Para adquirir cada pieza, le han sido de gran utilidad los viajes a ferias y tiendas de antigüedades. “Se volvió habitual viajar a ferias de Santiago de Chile, Montevideo, y Brasil donde he conseguido cosas muy interesantes. En algunos de estos lugares ya soy conocido y era también algo que compartíamos con mi esposa que ya falleció”.
Su esposa fue más que su compañera de vida ya que juntos fueron nutriendo e incrementando las piezas de las colecciones.
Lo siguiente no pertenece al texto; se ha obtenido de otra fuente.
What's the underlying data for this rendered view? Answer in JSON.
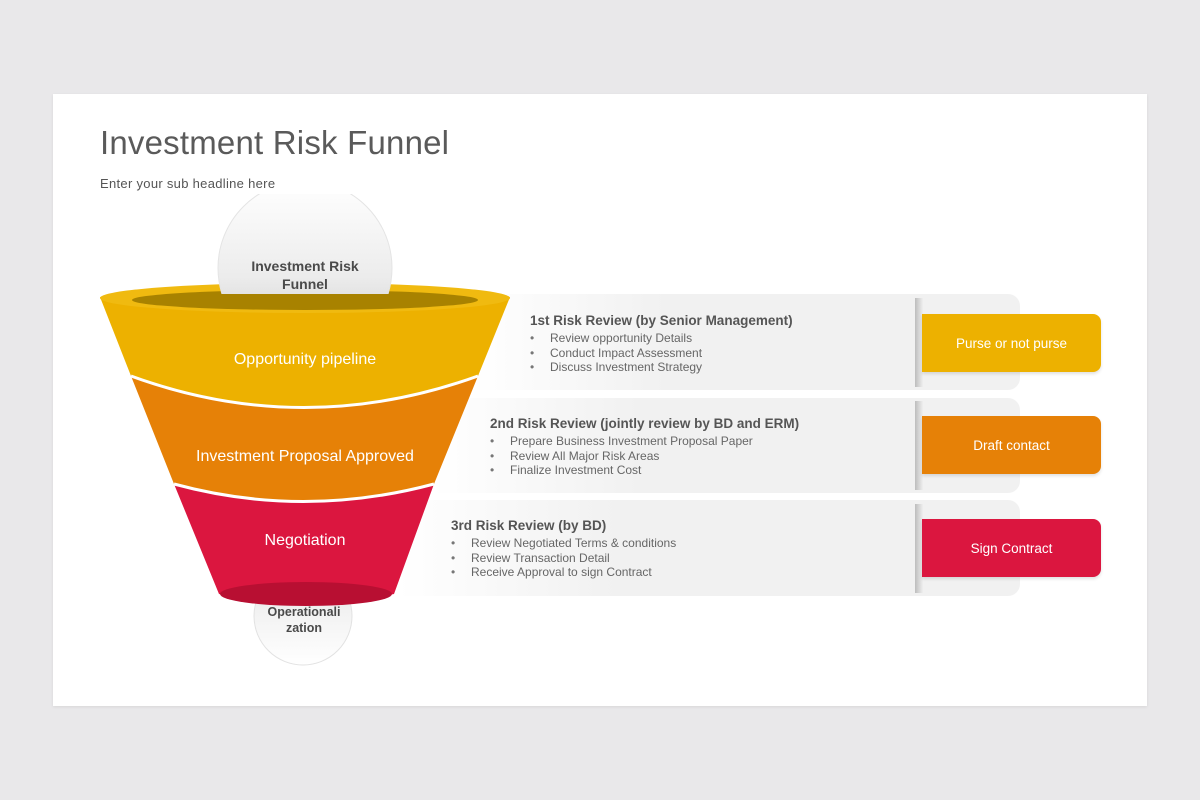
{
  "slide": {
    "title": "Investment Risk Funnel",
    "subtitle": "Enter your sub headline here"
  },
  "funnel": {
    "top_ball_label": "Investment Risk Funnel",
    "bottom_ball_label": "Operationalization",
    "stages": [
      {
        "label": "Opportunity pipeline",
        "color": "#edb100"
      },
      {
        "label": "Investment Proposal Approved",
        "color": "#e68107"
      },
      {
        "label": "Negotiation",
        "color": "#db163f"
      }
    ]
  },
  "reviews": [
    {
      "heading": "1st Risk Review  (by Senior Management)",
      "items": [
        "Review opportunity Details",
        "Conduct Impact Assessment",
        "Discuss Investment Strategy"
      ],
      "outcome": "Purse or not purse",
      "color": "#edb100"
    },
    {
      "heading": "2nd Risk Review (jointly review  by BD and ERM)",
      "items": [
        "Prepare Business Investment Proposal Paper",
        "Review All Major Risk Areas",
        "Finalize Investment Cost"
      ],
      "outcome": "Draft contact",
      "color": "#e68107"
    },
    {
      "heading": "3rd Risk Review  (by BD)",
      "items": [
        "Review Negotiated Terms & conditions",
        "Review Transaction Detail",
        "Receive Approval to sign Contract"
      ],
      "outcome": "Sign Contract",
      "color": "#db163f"
    }
  ]
}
Con ella fue con quien también tuvo durante algunos años una casa de antigüedades en Paraná.
Por lo tanto no sólo se ha tratado de una actividad que lo atrapó por completo sino que ha sido una manera de compartir en familia un legado y una herencia, la cual incluye objetos pero también experiencias y conocimientos históricos.
Asimismo, con orgullo el coleccionista referenció que todo lo que se encuentra en su casa fue adquirido con sus propios recursos: “A mí nadie me regaló nada y es una gran satisfacción porque cada objeto fue comprado con un argumento y con una intención, es decir que no fue aleatorio”.
Por último, Ermelino destacó que principal propósito es rescatar cosas que ya no son parte de la vida actual y que ya no se producen más. “Es rescatar algo del olvido porque las personas vamos destruyendo nuestro pasado”, concluyó.